"I have been eating a lot of pasta and pizza, a lot of carbs," said Phelps, who claimed his third gold medal in three days on Tuesday and his third world record.
He is vying for an historic eight - which would surpass the 36-year-old record of US swimmer Mark Spitz of seven golds at one Games. To get there, Phelps must swim 17 times over the nine days of competition, and get enough rest and calories to keep the campaign alive.
"I have been eating and sleeping as much as I can," said Phelps, who is sharing an apartment with five teammates in the Olympic Village.
"I have woken up about 4:30 to 5am every morning, fallen back asleep for about an extra half-hour and then I have to get up.

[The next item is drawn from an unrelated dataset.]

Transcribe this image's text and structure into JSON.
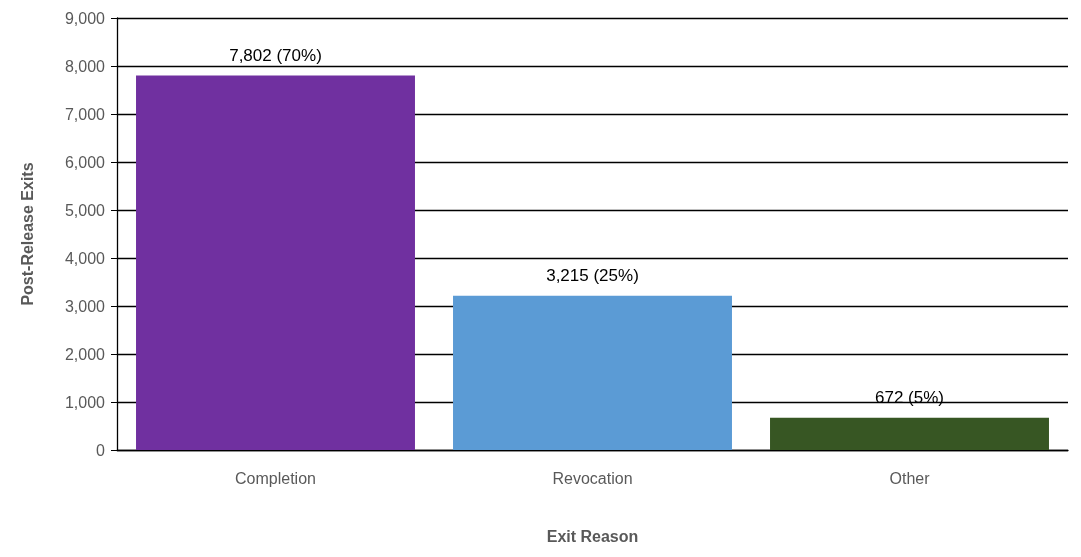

"It takes me a while to get up in the mornings, but it is the Olympics," added Phelps, whose prowess is the only reason the swimming schedule has been turned on its traditional head with finals in the morning and heats at night.
US broadcaster NBC lobbied for the switch the better to showcase Phelps in prime viewing time back home.
Phelps has more than proved his assertion that morning finals won't affect him.
But his overall pace is punishing.
"I have been getting as much recovery as I can, it's going to be crucial for the next few days," said Phelps, who had Tuesday evening off but was due for three swims - the 200m butterfly final, 4x200m free relay final and 200m individual medley heats - on Wednesday.
"I have been getting two massages a day and ice baths," Phelps said.
Finding time to rest amid the frenzy is difficult, and made more-so by well-meaning friends from far-flung timezones.
"I had friends texting me all of yesterday after the relay to say they couldn't sleep, because they were so excited, and a few asked how I was napping," he said.
"I texted back: 'I'm not napping, if you keep texting me. I'll talk to you guys after the race tonight.'
"I had to force myself to put it out of my head," he said of the epic relay win. "It's not easy, but I have so much to do in every race. To be able to do that I have to be 100 percent focused and put it out of my head."